I can tell you I have learned the value of having a pharmacist in your healthcare team. From chatting with patients in this clinic pharmacy, I know it takes an hour or more sometimes to check in to see a doctor and that they only see walk-in appointments for a few hours a day. It takes at least 2 hours and sometimes much longer to get a call back if you leave a message for the nurse of a provider. If a patient called the pharmacy, they spoke to a pharmacist within 3 minutes. Sometimes we could triage what was wrong (go to the hospital if you take a blood thinner and fell and now you have a headache, go to the ER if you are throwing up blood after taking a new medication, try taking your medicine with food or on an empty stomach if it makes you sick or isn't working, you are supposed to take 3 every day and not just one so see if that works, etc) sometimes we couldn't (make an appointment if you need a refill on that medication that was stolen... again...) but at least people got their questions answered rather than waiting hours. That accessibility of pharmacists is sure valuable. Then again we are often too accessible. No other healthcare provider is as likely to work overnights as a pharmacist. Doctors take turns covering nights but not regularly working them, we have a regular rotation of night pharmacists in hospitals and community pharmacies. It's really easy for people to demand to see us too, and they sure do, often to ask silly questions like:
  • "I want a flu shot. Where do I sign up?" while standing under a sign that points to "Check in for your flu shot here!"
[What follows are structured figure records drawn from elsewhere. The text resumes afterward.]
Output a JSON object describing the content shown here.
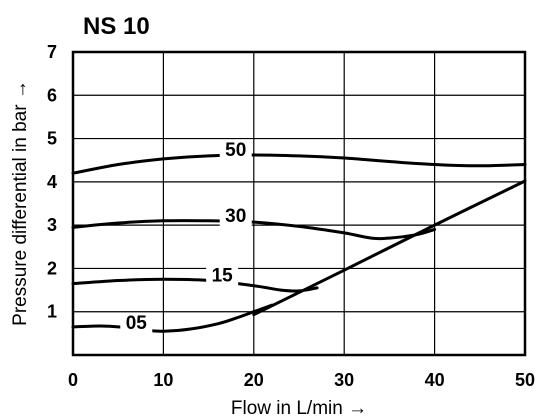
{
  "chart_data": {
    "type": "line",
    "title": "NS 10",
    "xlabel": "Flow in L/min →",
    "ylabel": "Pressure differential in bar →",
    "xlim": [
      0,
      50
    ],
    "ylim": [
      0,
      7
    ],
    "xticks": [
      "0",
      "10",
      "20",
      "30",
      "40",
      "50"
    ],
    "yticks": [
      "1",
      "2",
      "3",
      "4",
      "5",
      "6",
      "7"
    ],
    "grid": true,
    "series": [
      {
        "name": "50",
        "x": [
          0,
          5,
          10,
          15,
          20,
          25,
          30,
          35,
          40,
          45,
          50
        ],
        "y": [
          4.2,
          4.4,
          4.53,
          4.6,
          4.62,
          4.6,
          4.55,
          4.47,
          4.4,
          4.37,
          4.4
        ]
      },
      {
        "name": "30",
        "x": [
          0,
          5,
          10,
          15,
          20,
          25,
          30,
          33,
          35,
          38,
          40
        ],
        "y": [
          2.95,
          3.05,
          3.1,
          3.1,
          3.07,
          2.97,
          2.82,
          2.7,
          2.7,
          2.78,
          2.9
        ]
      },
      {
        "name": "15",
        "x": [
          0,
          5,
          10,
          15,
          20,
          23,
          25,
          27
        ],
        "y": [
          1.65,
          1.72,
          1.75,
          1.72,
          1.6,
          1.5,
          1.48,
          1.55
        ]
      },
      {
        "name": "05",
        "x": [
          0,
          3,
          5,
          8,
          10,
          13,
          16,
          18,
          20,
          22
        ],
        "y": [
          0.65,
          0.67,
          0.65,
          0.57,
          0.55,
          0.6,
          0.72,
          0.85,
          1.0,
          1.15
        ]
      },
      {
        "name": "",
        "x": [
          20,
          30,
          40,
          50
        ],
        "y": [
          0.93,
          1.96,
          3.0,
          4.02
        ]
      }
    ]
  }
}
  • "Where are the paper towels?"
  • "I need a refill of my medication." "OK, you can talk to my technician over there." SuperTech: "Which medication would you like refilled?" Patient: "The little green one." ST: "What do you take it for?" Patient: "Because my doctor says I need to take it."
  • "Why won't you vulcanize my tires while I wait?" 
So maybe that last one is a Clerks reference, but you get the gist. Because you can see the pharmacist in a community pharmacy and because we answer our own phones in the hospital, people make demands on a pharmacist that they would never dream of making on a doctor and yet we have similar educational backgrounds. Somehow pharmacists let themselves be used by everyone else, helping out people and getting nothing in return to the point that we make ourselves miserable.

Anyway, home. I've learned a lot and I'm really glad I had this experience, but it is so hard to be home. While I was gone, Little Monster learned to say "I love you." She wouldn't say it to me when we video chatted for the first few days after she learned it, but then she did it with no coaching or prompting at all, for like 3 minutes straight. She's so big. It boggles my mind.